The ones that could have been better
Kartik Subbaraj’s Jagame Thandhiram (Netflix) not only trivialised the issues of xenophobia it attempted to address, but criminally used up Dhanush — an actor who seems more explosive with each film — in something eminently forgettable.
Amit Masurkar’s Sherni (Amazon Prime Video) wears the nobility of its pro-wildlife causes too self-importantly on its sleeve. The film about a man-eating tiger is slow and measured, yet paints characters it doesn’t like — a hunter, a husband — with jarringly broad strokes, while its efficient heroine learns nothing and achieves little. Drabness does not make for insight.
The Most Unexpected
I would never have imagined Manoj Bajpayee would outdo his Family Man performance — hailed by many as the best in his career — in the same damned month.

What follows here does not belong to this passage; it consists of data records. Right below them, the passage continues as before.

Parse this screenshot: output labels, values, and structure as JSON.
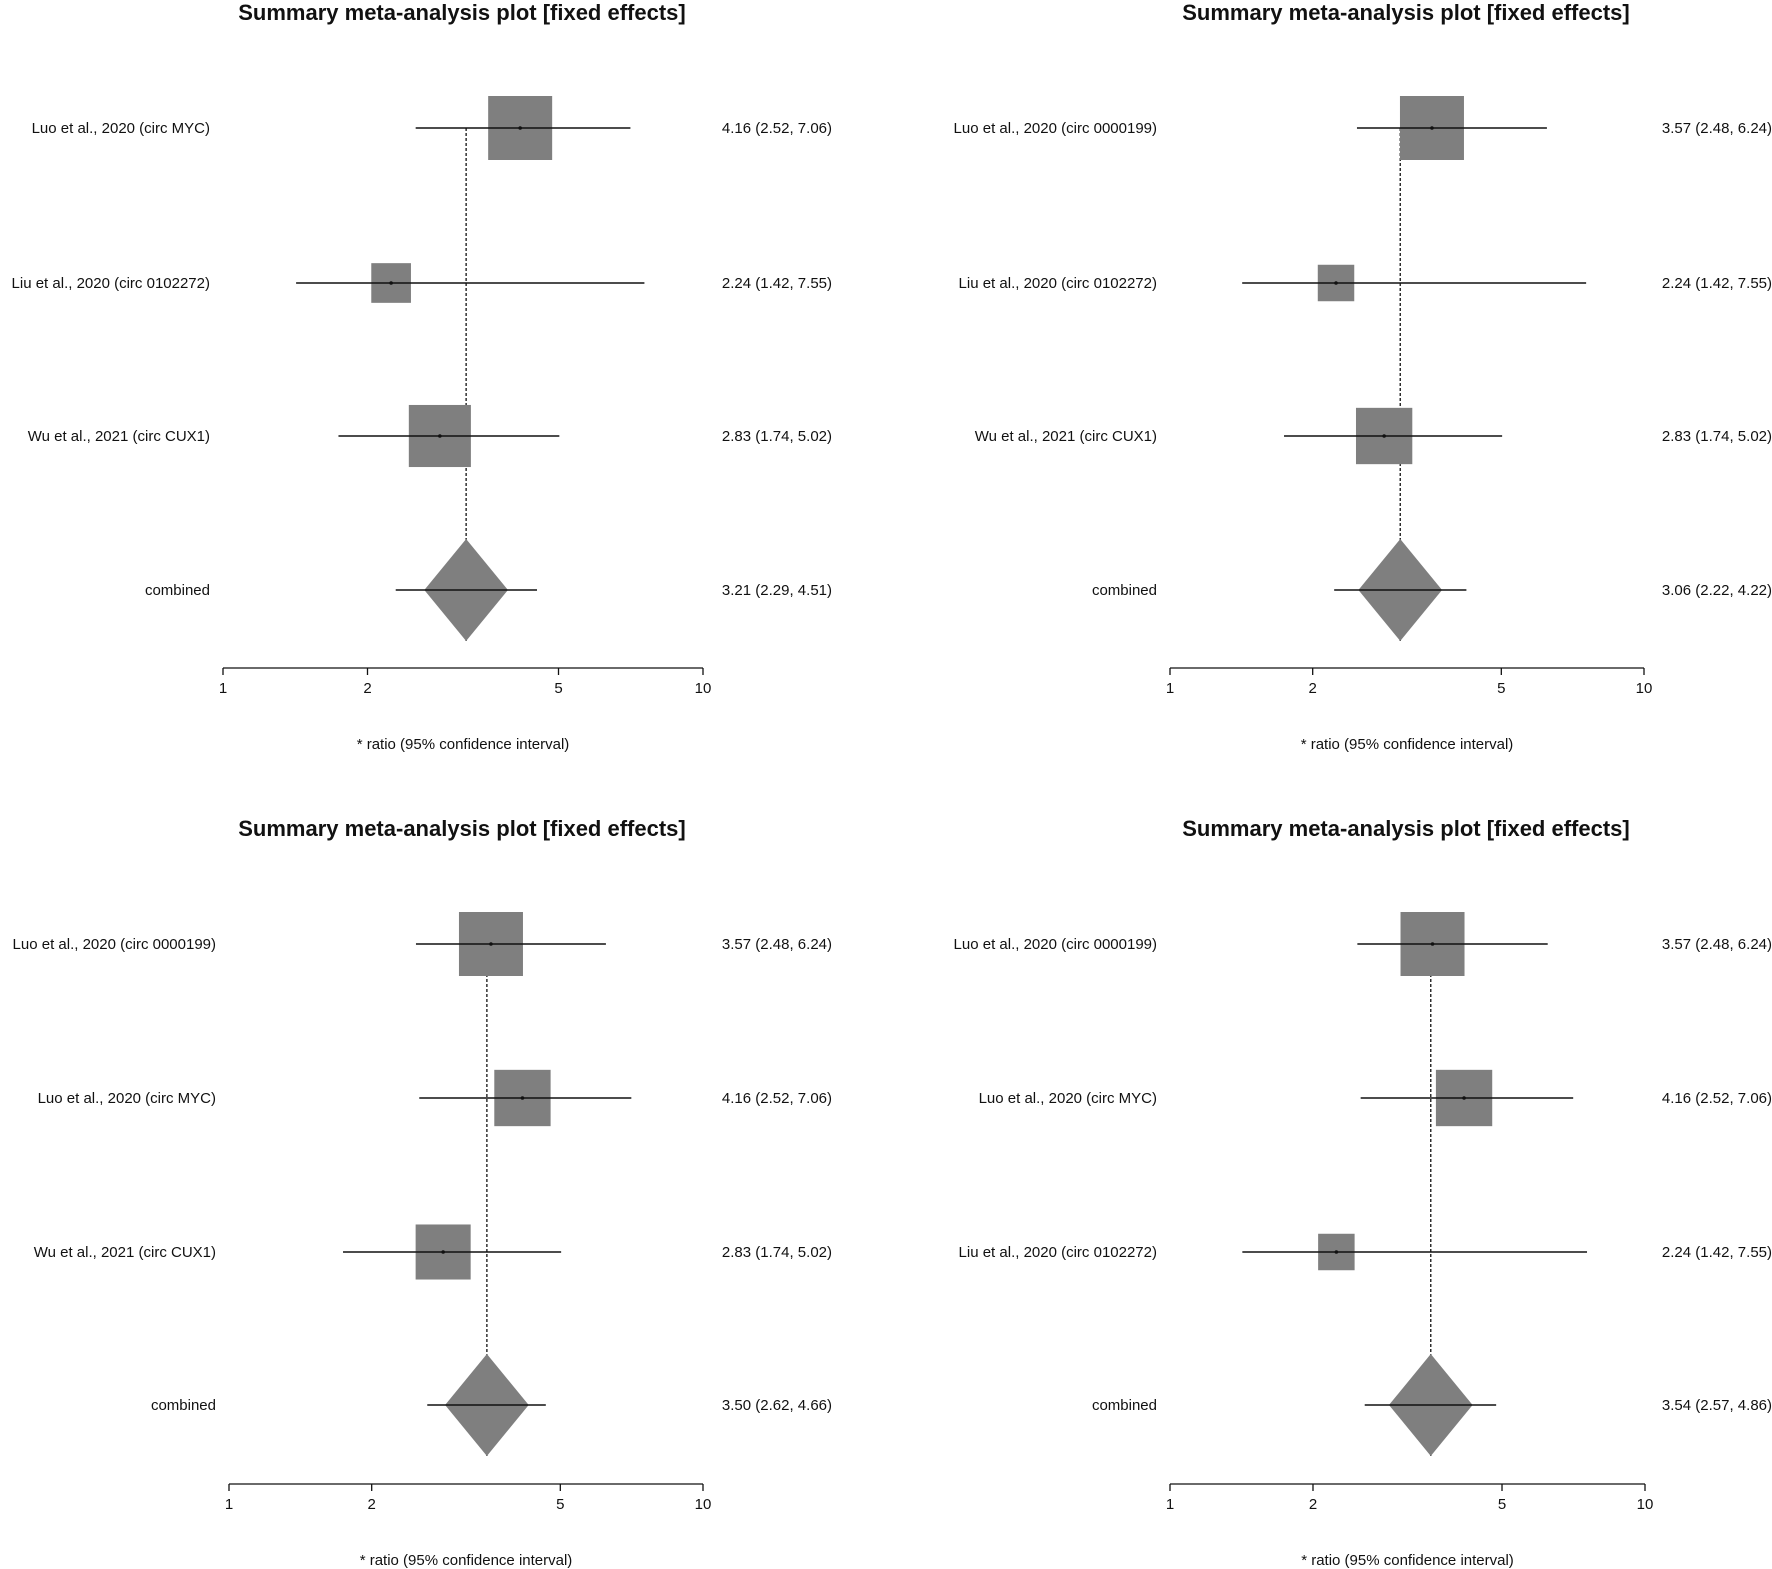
{
  "colors": {
    "marker": "#7f7f7f",
    "line": "#111111",
    "background": "#ffffff"
  },
  "chart_data": [
    {
      "type": "forest",
      "title": "Summary meta-analysis plot [fixed effects]",
      "xlabel": "* ratio (95% confidence interval)",
      "xscale": "log",
      "xlim": [
        1,
        10
      ],
      "ticks": [
        1,
        2,
        5,
        10
      ],
      "tick_labels": [
        "1",
        "2",
        "5",
        "10"
      ],
      "studies": [
        {
          "label": "Luo et al., 2020 (circ MYC)",
          "estimate": 4.16,
          "lower": 2.52,
          "upper": 7.06,
          "ci_text": "4.16 (2.52, 7.06)",
          "weight": 1.0
        },
        {
          "label": "Liu et al., 2020 (circ 0102272)",
          "estimate": 2.24,
          "lower": 1.42,
          "upper": 7.55,
          "ci_text": "2.24 (1.42, 7.55)",
          "weight": 0.62
        },
        {
          "label": "Wu et al., 2021 (circ CUX1)",
          "estimate": 2.83,
          "lower": 1.74,
          "upper": 5.02,
          "ci_text": "2.83 (1.74, 5.02)",
          "weight": 0.97
        }
      ],
      "combined": {
        "label": "combined",
        "estimate": 3.21,
        "lower": 2.29,
        "upper": 4.51,
        "ci_text": "3.21 (2.29, 4.51)"
      }
    },
    {
      "type": "forest",
      "title": "Summary meta-analysis plot [fixed effects]",
      "xlabel": "* ratio (95% confidence interval)",
      "xscale": "log",
      "xlim": [
        1,
        10
      ],
      "ticks": [
        1,
        2,
        5,
        10
      ],
      "tick_labels": [
        "1",
        "2",
        "5",
        "10"
      ],
      "studies": [
        {
          "label": "Luo et al., 2020 (circ 0000199)",
          "estimate": 3.57,
          "lower": 2.48,
          "upper": 6.24,
          "ci_text": "3.57 (2.48, 6.24)",
          "weight": 1.0
        },
        {
          "label": "Liu et al., 2020 (circ 0102272)",
          "estimate": 2.24,
          "lower": 1.42,
          "upper": 7.55,
          "ci_text": "2.24 (1.42, 7.55)",
          "weight": 0.57
        },
        {
          "label": "Wu et al., 2021 (circ CUX1)",
          "estimate": 2.83,
          "lower": 1.74,
          "upper": 5.02,
          "ci_text": "2.83 (1.74, 5.02)",
          "weight": 0.88
        }
      ],
      "combined": {
        "label": "combined",
        "estimate": 3.06,
        "lower": 2.22,
        "upper": 4.22,
        "ci_text": "3.06 (2.22, 4.22)"
      }
    },
    {
      "type": "forest",
      "title": "Summary meta-analysis plot [fixed effects]",
      "xlabel": "* ratio (95% confidence interval)",
      "xscale": "log",
      "xlim": [
        1,
        10
      ],
      "ticks": [
        1,
        2,
        5,
        10
      ],
      "tick_labels": [
        "1",
        "2",
        "5",
        "10"
      ],
      "studies": [
        {
          "label": "Luo et al., 2020 (circ 0000199)",
          "estimate": 3.57,
          "lower": 2.48,
          "upper": 6.24,
          "ci_text": "3.57 (2.48, 6.24)",
          "weight": 1.0
        },
        {
          "label": "Luo et al., 2020 (circ MYC)",
          "estimate": 4.16,
          "lower": 2.52,
          "upper": 7.06,
          "ci_text": "4.16 (2.52, 7.06)",
          "weight": 0.88
        },
        {
          "label": "Wu et al., 2021 (circ CUX1)",
          "estimate": 2.83,
          "lower": 1.74,
          "upper": 5.02,
          "ci_text": "2.83 (1.74, 5.02)",
          "weight": 0.86
        }
      ],
      "combined": {
        "label": "combined",
        "estimate": 3.5,
        "lower": 2.62,
        "upper": 4.66,
        "ci_text": "3.50 (2.62, 4.66)"
      }
    },
    {
      "type": "forest",
      "title": "Summary meta-analysis plot [fixed effects]",
      "xlabel": "* ratio (95% confidence interval)",
      "xscale": "log",
      "xlim": [
        1,
        10
      ],
      "ticks": [
        1,
        2,
        5,
        10
      ],
      "tick_labels": [
        "1",
        "2",
        "5",
        "10"
      ],
      "studies": [
        {
          "label": "Luo et al., 2020 (circ 0000199)",
          "estimate": 3.57,
          "lower": 2.48,
          "upper": 6.24,
          "ci_text": "3.57 (2.48, 6.24)",
          "weight": 1.0
        },
        {
          "label": "Luo et al., 2020 (circ MYC)",
          "estimate": 4.16,
          "lower": 2.52,
          "upper": 7.06,
          "ci_text": "4.16 (2.52, 7.06)",
          "weight": 0.88
        },
        {
          "label": "Liu et al., 2020 (circ 0102272)",
          "estimate": 2.24,
          "lower": 1.42,
          "upper": 7.55,
          "ci_text": "2.24 (1.42, 7.55)",
          "weight": 0.57
        }
      ],
      "combined": {
        "label": "combined",
        "estimate": 3.54,
        "lower": 2.57,
        "upper": 4.86,
        "ci_text": "3.54 (2.57, 4.86)"
      }
    }
  ]
}
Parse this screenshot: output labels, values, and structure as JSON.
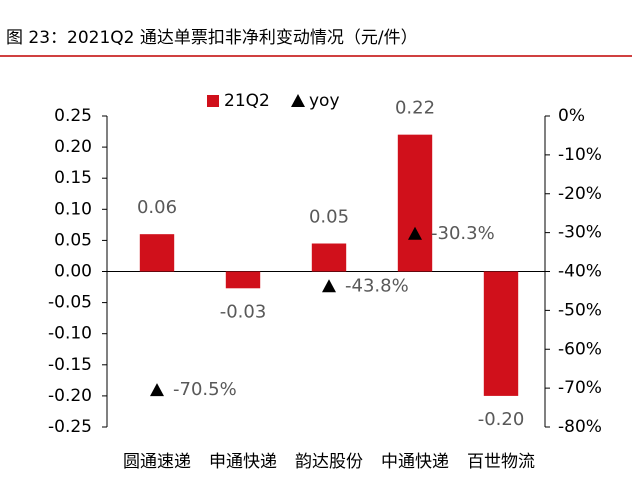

Abhishek Chaubey’s Hungama Hai Kyon Barpa (part of Netflix’s Ray anthology) handles a clever short story with silken gloves. Staying true to the material, it filigrees the humour with magic, and with that most magical sounding of languages, Urdu. Bajpayee and Gajraj Rao are superb as two men meeting on a train at two different stages of life’s journey, and Chaubey lets them wrestle on and on, much to the viewer’s delight. This is a work of admirable craftsmanship, like the mystical timepiece at the story’s heart, not only delivering a great time but transporting us to a lovelier one.
Bajpayee’s performance is as finely tuned as the voice of a seasoned ghazal singer. His body language and eyes take centrestage as he struggles to come to grips with both the man in front of him, and the man in the mirror. Fame has changed him and he is glad of it, and so he performs the flourishes of a famous man, an important man, with theatricality. Fear, on the other hand, beats fame, and makes him revert to the man he was, shifty and nervous and unimpressive.
The smugness with which Bajpayee delivers an Urdu line, convinced of its greatness and his own, is something special, as is his breathless panic at the thought of comeuppance. In a film relying on magic realism, he provides both. Wah, ustaad!
(Raja Sen is a critic, author and screenwriter, currently working on a film he isn’t allowed to talk about.)